Protect Your Venue Against the Unexpected

Protect your venue against the unexpected

In this life we live, one notion is relevant to everyone and that is - the unexpected is to be expected. The hospitality industry is, without a doubt, no exception. Liability matters are something all nightlife owners and operators must stay vigilant about in order to stay afloat.

Nightclub & Bar spoke with security consultant and 2015 Nightclub & Bar speaker, Al Zajic of AWZ Consulting, to learn how operators in the nightlife business can stay proactive and in the clear with the law.

Zajic lists the three most common, yet unexpected liability issues nightclubs and bars face today along with ways to anticipate this and respond effectively.

    1.    Glass/Bottle incidents: The most preventative method in this case would be simply to re-evaluate the negatives vs. positives on a non-glass venue; no glass, no glass fights.

    2.    Critical incidents such as fights: Re-evaluate line controls to include bag and weapon checks especially if there is a propensity in the venue.

    3.    Active Shooter Incidents: The best method to combat this situation is basic response training in active shooter and DHS "Run, Hide, Fight" training to protect customers.

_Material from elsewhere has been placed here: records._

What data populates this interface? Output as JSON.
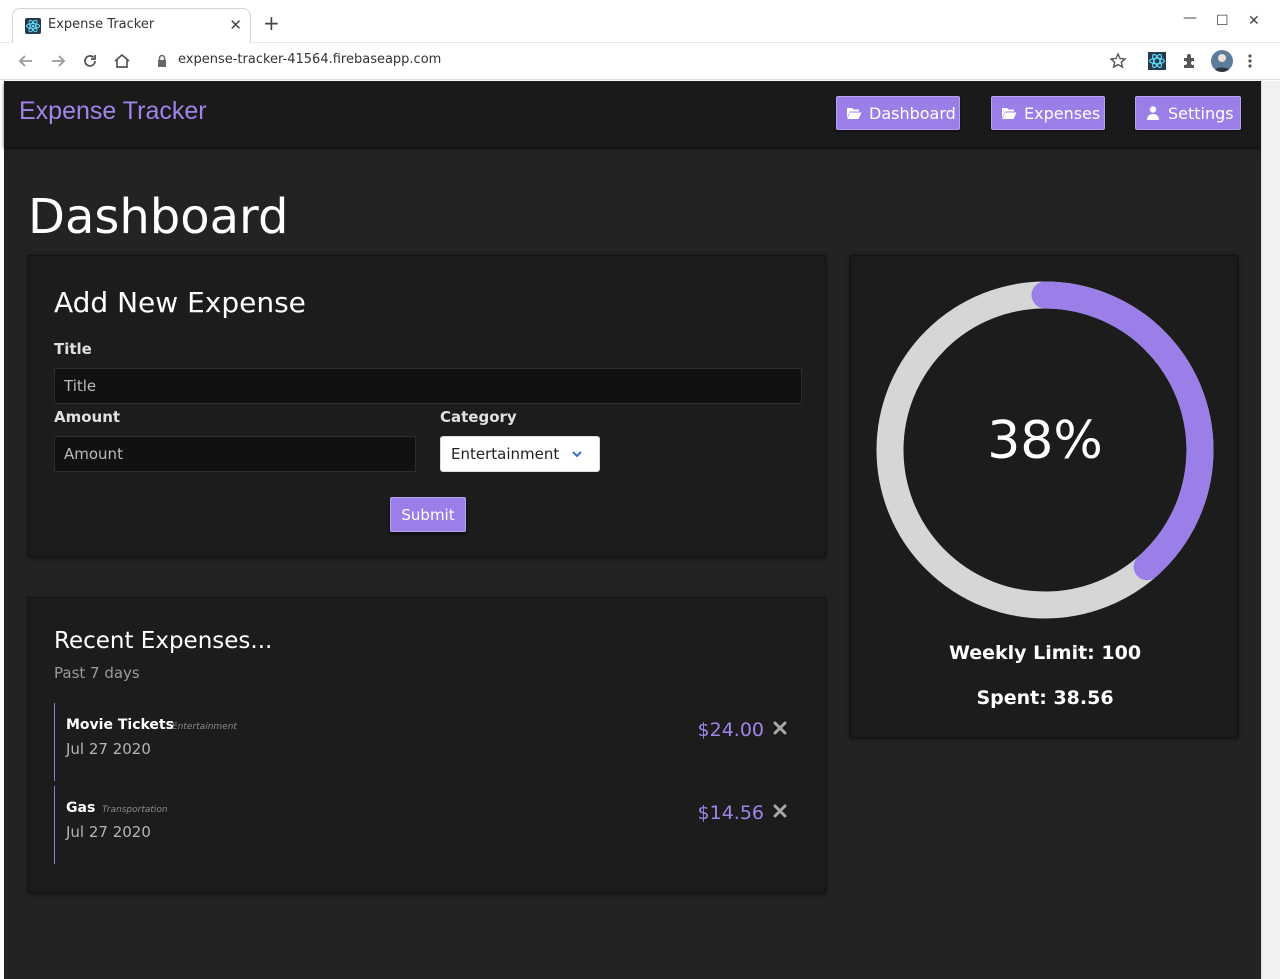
{
  "browser": {
    "tab_title": "Expense Tracker",
    "tab_close": "✕",
    "new_tab": "+",
    "url": "expense-tracker-41564.firebaseapp.com",
    "window_controls": {
      "minimize": "—",
      "maximize": "☐",
      "close": "✕"
    }
  },
  "navbar": {
    "brand": "Expense Tracker",
    "buttons": [
      {
        "label": "Dashboard",
        "icon": "folder-open-icon"
      },
      {
        "label": "Expenses",
        "icon": "folder-open-icon"
      },
      {
        "label": "Settings",
        "icon": "user-icon"
      }
    ]
  },
  "page": {
    "title": "Dashboard"
  },
  "add_expense": {
    "heading": "Add New Expense",
    "title_label": "Title",
    "title_placeholder": "Title",
    "amount_label": "Amount",
    "amount_placeholder": "Amount",
    "category_label": "Category",
    "category_selected": "Entertainment",
    "submit_label": "Submit"
  },
  "recent": {
    "heading": "Recent Expenses...",
    "subheading": "Past 7 days",
    "items": [
      {
        "name": "Movie Tickets",
        "category": "Entertainment",
        "date": "Jul 27 2020",
        "amount": "$24.00"
      },
      {
        "name": "Gas",
        "category": "Transportation",
        "date": "Jul 27 2020",
        "amount": "$14.56"
      }
    ]
  },
  "stats": {
    "percent_label": "38%",
    "percent_value": 0.3856,
    "weekly_limit": "Weekly Limit: 100",
    "spent": "Spent: 38.56"
  },
  "colors": {
    "accent": "#9b7ee8",
    "brand_text": "#a084e8",
    "background": "#232323",
    "panel": "#1c1c1c",
    "ring_track": "#d6d6d6"
  }
}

There are also general precautions every nightclub and bar should take in order to stay preemptive towards their business. Zajic suggests making sure operators have a documented policy and procedure for anything that commonly occurs in that particular venue. Also, it is a good idea to have your employee expectations documents and acknowledged.

Be sure to train beyond mandatory alcohol awareness. Managers must make sure all employees are part of the security system by using their eyes and ears, monitoring and reporting incidents or suspicious activity, etc.  Zajic advises managers to have a daily staff meeting before opening the doors to cover at least one safety related topic each night and log what you do.

Many people go into business for different reasons, however, all bar professionals have a common goal - to stay in business and make money. At times this can be easier said than done. In order to achieve and maintain success managing social behavior is necessary. Zajic explains this is to make sure to avoid negative perceptions by the general public and law enforcement.

“Do what is reasonable for the venue,” reminds Zajic. “Make sure you invite in local law enforcement or business licensing officials to help in your training of staff and to demonstrate your professionalism.